At the Commodore Ballroom on Friday, July 4
The production on Rhye’s sexily gorgeous Woman is such a virtue unto itself that we probably would have been happy to have Mike Milosh stand there and sing along to a backing tape. But Rhye live is an impressively earthy affair, with the vocalist-producer—his voice every bit as miraculous and otherworldly in real time as it is in your earphones—flanked by a crack five-piece that frequently, if not always, found ways to expand on the album’s tightly organized sounds, just-so arrangements, and air of perfect fragility.
The whole point of the exercise is erotic tension, at least when you’re playing Woman in your bedroom (it’s natural habitat, in my view), with the singer floating like some airy, androgynous expression of cosmic union over a bed of electrosoul teased to within an inch of climax. It’s a vibe that Milosh’s bandmates managed to honour instantly as the title track's polymorphous wash of looped vocals turned seamlessly into the pellucid slow-jam of “Verse”.
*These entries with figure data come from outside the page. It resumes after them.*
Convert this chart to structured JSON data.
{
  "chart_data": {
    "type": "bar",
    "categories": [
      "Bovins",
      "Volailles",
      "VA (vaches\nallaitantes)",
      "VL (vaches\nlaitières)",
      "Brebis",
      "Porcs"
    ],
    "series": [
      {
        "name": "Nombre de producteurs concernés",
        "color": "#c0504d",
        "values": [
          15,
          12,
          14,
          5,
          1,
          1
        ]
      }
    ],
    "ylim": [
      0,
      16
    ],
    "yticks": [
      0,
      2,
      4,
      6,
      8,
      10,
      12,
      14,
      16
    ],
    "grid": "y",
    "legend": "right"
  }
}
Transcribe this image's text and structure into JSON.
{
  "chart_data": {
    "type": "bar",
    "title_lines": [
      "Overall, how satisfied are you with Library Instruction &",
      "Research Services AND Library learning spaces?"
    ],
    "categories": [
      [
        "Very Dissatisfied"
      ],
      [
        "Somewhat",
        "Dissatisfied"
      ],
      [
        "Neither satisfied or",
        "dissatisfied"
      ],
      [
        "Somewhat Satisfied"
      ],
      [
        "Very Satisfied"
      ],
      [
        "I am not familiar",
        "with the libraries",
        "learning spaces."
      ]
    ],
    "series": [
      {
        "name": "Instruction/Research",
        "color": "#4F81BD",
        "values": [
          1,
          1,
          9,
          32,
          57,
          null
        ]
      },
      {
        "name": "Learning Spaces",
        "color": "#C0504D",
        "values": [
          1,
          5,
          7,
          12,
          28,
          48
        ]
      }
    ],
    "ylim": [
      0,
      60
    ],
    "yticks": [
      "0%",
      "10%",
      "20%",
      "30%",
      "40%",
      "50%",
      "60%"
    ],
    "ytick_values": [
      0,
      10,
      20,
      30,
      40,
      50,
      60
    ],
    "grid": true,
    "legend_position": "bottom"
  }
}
This was true for most of the night, but the best moments of Rhye’s performance at the Commodore Ballroom on Friday (July 4) came later, when things got aggressive. Maybe it’s just a fact of the live experience that we want our musicians to sweat and our pulses to quicken, so the mad keyboard skronk that erupted out of a too-slowly paced “3 Days” was like a shot of amyl nitrate after the languid 10-minutes that preceded it.
But still the band continued to caress rather than pound, through such delicate studio constructs as "The Fall" and "Major Minor Love". "It always takes three songs to warm up," said Milosh, speaking with uncanny precision to the little voice in my head and possibly my pants that was saying, "No shit..."
In fact, it wasn't until the seventh number of an 11-song night—how’s that for holding back?—that the ersatz disco of “Last Dance” seriously upped the pace. Now Rhye was really starting to cook, propelling the song out of its elegant dressing with drummer Zach Morillo looking like a rat finally out if its cage and Claire Courchene (who also doubled on cello) seizing the final minutes of the song with a wild trombone solo. Droplets of Orgone subsequently condensed on the ceiling, all that stately foreplay was done, the clothes had landed in a heap on the kitchen floor, and “Open”—which followed “The City”, a nod to Milosh’s 2006 album, Meme—finally gave us the finish we were aching for.
If you can accuse the man of keeping things a little too gentle up to this point, you can't fault him for dropping the hit right where it would box us all the hardest. And again, it was some furious, extended five-string intercourse between Courchene and her violin partner Thomas Lea that laid a big whammy on the whole room.
Two songs later it was over, ending, appropriately enough, with a non-album track called “It’s Over”. Milosh closed matters on little more than his unamplified voice, like a breathy goodnight after a long, beautiful fuck. They might be gone, but I'll go ahead and assume I'm not the only one who still feels respected in the morning.